The battle between nationalization and foreign investment could also produce other modes of development. For example, domestic Chilean capital could gain influence in the lithium market and drive out international competitors that have historically owned nitrate and copper mines. Sociedad Química y Minera de Chile (SQM), one of the world’s top five lithium producers, began as a private-public enterprise, then became entirely publicly owned before privatizing fully in 1983, with controversial Chilean billionaire Julio Ponce Lerou the principal investor. This approach may allow Chileans to reap greater rewards from their natural resources, but the corruption associated with financiers like the Guggenheims and John Thomas North is unlikely to disappear simply with the transition to domestic private ownership.
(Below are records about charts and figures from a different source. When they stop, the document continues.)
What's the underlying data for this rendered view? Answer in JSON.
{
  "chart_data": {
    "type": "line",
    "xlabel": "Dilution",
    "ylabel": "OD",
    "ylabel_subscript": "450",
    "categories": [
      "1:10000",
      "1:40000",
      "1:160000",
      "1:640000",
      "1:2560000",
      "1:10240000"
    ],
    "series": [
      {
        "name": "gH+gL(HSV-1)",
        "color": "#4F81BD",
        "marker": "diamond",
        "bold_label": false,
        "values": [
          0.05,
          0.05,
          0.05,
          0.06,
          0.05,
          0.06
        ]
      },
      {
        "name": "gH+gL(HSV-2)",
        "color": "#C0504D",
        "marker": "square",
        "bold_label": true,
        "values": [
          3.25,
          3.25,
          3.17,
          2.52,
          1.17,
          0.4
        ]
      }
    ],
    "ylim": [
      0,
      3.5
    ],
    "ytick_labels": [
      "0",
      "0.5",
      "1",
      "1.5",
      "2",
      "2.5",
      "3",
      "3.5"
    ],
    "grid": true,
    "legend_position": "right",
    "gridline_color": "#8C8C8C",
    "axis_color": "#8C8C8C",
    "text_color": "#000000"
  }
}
As new mining projects emerge in Chile, economic and geopolitical interests raise prudent opportunities. Electric vehicle proliferation has resulted in a rapid increase in demand for lithium and a new age for Chilean mining. Most recently, the Boric-led government has adopted a nationalization strategy through regulation and tax hikes. Yet, Chile’s historical vacillation between private and public hands could breed lasting instability, which may engender geopolitical challenges between Chile and its trading partners. However, the history of wavering mining policy in Chile should not preclude investment into the Chilean mining industry, but rather encourage investors and politicians to study this history carefully to determine what development strategies work best for both Chileans and the rest of the world moving forward.